Ella troverà difficilmente un pittore tal quale lo vuole, e più difficilmente ancora un impresario, o un Swerts, che possa far rappresentare un opera conforme alle vostre belle regole ; ma troverà nel moi ritiro des Délices, un dilettante appasionato di tutto cio che scivete, e non meno innamorato della vostra gentilissima conversazione.
Je suis trop vieux, trop malade, et trop bien posté pour aller ailleurs. Si je voyageais, ce serait pour venir vous voir à Venise ; mais si vous êtes en train de courir, per Dio venite a Ginevra. Farewell, farewell ; I love you sincerely, and for ever.
à la duchesse de Saxe-Gotha.
Aux Délices, près de Genève, 12 Juillet (1).
Madame, mon attachement, ma sensibilité extrême pour tout ce qui intéresse votre altesse sérénissime, avaient prévenu la bonté que vous avez eue de daigner me parler de votre perte. Je suis persuadé qu’elle éprouve tous les jours de nouvelles consolations dans des enfants si chers, si dignes d’elle et si bien élevés. Elle les voit croître sous ses yeux ; elle est témoin de leurs progrès. Ce sera là, madame, le plus solide plaisir de votre vie. D’autres vont le chercher à Venise et à Naples ; mais le bonheur réel est dans vous, dans votre esprit sage et élevé ; il est dans la satisfaction d’être aimée.
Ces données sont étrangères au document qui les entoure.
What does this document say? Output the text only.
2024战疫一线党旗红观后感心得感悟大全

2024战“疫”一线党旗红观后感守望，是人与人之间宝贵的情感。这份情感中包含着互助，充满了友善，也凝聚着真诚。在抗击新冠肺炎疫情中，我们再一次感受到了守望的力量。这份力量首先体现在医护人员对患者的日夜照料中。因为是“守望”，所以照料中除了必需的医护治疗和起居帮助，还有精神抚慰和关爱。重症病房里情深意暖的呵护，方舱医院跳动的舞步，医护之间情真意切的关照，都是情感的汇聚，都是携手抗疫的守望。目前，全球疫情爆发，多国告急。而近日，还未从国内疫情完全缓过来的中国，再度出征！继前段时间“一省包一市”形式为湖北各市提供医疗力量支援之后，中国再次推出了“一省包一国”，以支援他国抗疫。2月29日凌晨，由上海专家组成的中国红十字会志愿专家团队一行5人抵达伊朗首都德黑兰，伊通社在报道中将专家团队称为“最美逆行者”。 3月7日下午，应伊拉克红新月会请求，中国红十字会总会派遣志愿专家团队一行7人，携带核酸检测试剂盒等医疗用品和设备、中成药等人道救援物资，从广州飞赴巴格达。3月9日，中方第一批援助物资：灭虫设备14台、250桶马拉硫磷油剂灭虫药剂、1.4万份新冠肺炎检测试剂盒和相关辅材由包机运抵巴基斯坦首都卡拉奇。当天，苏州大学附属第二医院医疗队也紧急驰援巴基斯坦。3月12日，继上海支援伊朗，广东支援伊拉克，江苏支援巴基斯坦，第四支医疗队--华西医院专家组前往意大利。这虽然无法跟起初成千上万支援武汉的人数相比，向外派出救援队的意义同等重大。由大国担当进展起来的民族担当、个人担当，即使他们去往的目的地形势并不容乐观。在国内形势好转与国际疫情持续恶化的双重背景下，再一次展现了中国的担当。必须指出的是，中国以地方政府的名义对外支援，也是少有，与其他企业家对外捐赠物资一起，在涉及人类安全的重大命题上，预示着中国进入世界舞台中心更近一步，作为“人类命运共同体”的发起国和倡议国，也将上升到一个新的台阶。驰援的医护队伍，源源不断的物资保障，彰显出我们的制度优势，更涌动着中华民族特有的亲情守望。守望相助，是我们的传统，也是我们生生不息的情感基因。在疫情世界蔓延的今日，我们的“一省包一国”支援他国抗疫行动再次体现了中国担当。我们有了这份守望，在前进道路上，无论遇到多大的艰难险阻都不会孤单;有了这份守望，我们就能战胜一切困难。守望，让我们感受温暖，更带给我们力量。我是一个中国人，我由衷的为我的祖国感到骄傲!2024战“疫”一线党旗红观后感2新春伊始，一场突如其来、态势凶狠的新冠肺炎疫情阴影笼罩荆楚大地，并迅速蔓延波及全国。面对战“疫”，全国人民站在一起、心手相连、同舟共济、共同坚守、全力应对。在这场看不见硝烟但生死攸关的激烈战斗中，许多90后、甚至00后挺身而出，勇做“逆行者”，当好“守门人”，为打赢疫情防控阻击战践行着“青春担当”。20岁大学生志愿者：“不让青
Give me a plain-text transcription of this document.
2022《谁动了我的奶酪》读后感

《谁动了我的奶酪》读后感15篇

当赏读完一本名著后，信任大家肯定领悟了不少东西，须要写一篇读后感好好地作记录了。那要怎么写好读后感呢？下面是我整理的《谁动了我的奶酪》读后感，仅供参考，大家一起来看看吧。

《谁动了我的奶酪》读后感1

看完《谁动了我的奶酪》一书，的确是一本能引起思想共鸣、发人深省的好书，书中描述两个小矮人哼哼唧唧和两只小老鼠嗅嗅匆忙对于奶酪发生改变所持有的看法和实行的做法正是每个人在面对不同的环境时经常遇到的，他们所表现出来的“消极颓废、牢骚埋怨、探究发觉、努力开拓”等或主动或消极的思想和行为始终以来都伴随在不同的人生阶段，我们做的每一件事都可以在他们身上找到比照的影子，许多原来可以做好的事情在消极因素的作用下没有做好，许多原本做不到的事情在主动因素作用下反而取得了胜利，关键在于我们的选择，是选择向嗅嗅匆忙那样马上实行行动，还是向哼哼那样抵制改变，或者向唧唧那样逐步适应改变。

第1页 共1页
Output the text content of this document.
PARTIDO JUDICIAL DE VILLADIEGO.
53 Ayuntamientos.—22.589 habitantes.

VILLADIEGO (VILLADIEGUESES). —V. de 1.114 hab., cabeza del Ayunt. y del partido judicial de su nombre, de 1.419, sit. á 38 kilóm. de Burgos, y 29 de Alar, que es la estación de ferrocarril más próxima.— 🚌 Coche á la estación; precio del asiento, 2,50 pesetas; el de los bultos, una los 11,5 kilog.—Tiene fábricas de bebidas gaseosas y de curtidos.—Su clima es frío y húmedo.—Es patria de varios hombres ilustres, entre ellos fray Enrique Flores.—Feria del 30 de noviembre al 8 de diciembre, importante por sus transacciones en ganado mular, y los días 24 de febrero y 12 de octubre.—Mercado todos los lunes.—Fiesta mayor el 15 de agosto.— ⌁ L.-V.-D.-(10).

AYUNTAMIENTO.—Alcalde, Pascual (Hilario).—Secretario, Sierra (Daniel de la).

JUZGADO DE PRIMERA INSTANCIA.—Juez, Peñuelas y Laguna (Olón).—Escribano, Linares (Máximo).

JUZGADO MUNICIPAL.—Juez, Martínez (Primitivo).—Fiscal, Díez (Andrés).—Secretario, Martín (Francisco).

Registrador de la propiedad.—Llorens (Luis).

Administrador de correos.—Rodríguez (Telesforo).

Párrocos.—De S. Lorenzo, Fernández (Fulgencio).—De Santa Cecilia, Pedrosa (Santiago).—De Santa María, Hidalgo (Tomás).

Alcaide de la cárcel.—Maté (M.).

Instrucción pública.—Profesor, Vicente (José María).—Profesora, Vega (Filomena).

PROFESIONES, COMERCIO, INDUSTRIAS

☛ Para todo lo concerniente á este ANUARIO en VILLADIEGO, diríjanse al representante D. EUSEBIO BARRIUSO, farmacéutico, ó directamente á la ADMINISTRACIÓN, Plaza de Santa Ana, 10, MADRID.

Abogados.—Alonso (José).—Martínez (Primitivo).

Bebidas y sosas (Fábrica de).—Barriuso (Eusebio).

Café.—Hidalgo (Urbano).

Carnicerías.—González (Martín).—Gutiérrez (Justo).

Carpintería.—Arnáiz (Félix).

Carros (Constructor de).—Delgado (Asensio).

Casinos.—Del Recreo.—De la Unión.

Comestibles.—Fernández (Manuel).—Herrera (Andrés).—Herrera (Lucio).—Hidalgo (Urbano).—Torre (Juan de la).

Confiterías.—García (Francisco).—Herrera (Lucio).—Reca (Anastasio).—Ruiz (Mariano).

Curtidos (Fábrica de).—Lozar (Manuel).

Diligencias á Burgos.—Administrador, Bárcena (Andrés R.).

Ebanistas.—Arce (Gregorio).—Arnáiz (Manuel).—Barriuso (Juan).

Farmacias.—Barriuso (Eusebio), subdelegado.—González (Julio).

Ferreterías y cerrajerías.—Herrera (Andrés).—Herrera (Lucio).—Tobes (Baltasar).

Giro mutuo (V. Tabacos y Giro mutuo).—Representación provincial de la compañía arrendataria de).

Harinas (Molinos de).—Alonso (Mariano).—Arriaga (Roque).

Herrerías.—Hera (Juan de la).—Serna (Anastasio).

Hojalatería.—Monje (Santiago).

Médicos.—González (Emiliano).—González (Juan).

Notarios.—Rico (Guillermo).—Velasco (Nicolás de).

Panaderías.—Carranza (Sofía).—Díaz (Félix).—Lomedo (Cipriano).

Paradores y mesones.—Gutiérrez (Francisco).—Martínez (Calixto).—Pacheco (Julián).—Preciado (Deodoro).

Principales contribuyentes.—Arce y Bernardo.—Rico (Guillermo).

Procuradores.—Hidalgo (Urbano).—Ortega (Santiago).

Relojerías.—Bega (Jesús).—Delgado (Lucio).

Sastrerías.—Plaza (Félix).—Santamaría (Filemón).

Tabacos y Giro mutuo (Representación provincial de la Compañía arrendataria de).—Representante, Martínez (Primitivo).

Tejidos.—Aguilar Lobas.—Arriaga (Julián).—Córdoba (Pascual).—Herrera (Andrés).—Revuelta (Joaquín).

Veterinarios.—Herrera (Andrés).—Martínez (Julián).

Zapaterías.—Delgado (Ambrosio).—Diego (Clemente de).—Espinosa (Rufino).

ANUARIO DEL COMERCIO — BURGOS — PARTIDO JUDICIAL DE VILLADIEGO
J’y compte pour beaucoup la grande maîtresse des cœurs ; je me flatte que les alarmes sur sa santé sont évanouies.
On a reconnu, dans Paris, que les mémoires de madame de Maintenon sont autant d’impostures, et que ses lettres, qui sont véritablement d’elle, ne contiennent pas beaucoup d’anecdotes intéressantes. Je suis persuadé qu’un esprit comme le vôtre s’amusera peu de tous ces détails inutiles.
La prise de Port-Mahon et les nouveaux traités occupent l’Europe davantage. Un homme de l’Académie des sciences, à Paris, nommé l’abbé de Gua (2), a voulu la faire trembler. Il a prédit un tremblement de terre pour le 9 de ce mois ; je me flatte qu’il n’aura pas été prophète.
Ce fameux Tronchin qui a été à Paris inoculer nos princes et guérir tant de personnes, est chez moi actuellement avec une de mes nièces, qu’il a tirée des portes de la mort. J’aurais bien voulu qu’il eût été à Gotha dans ses voyages : c’est véritablement un grand homme ; mais je suis encore plus incurable qu’il n’est habile. Il faut se soumettre à sa destinée. La mienne, madame, est d’être dévoué à votre altesse sérénissime et à toute votre auguste famille, avec le plus profond respect et le plus tendre attachement.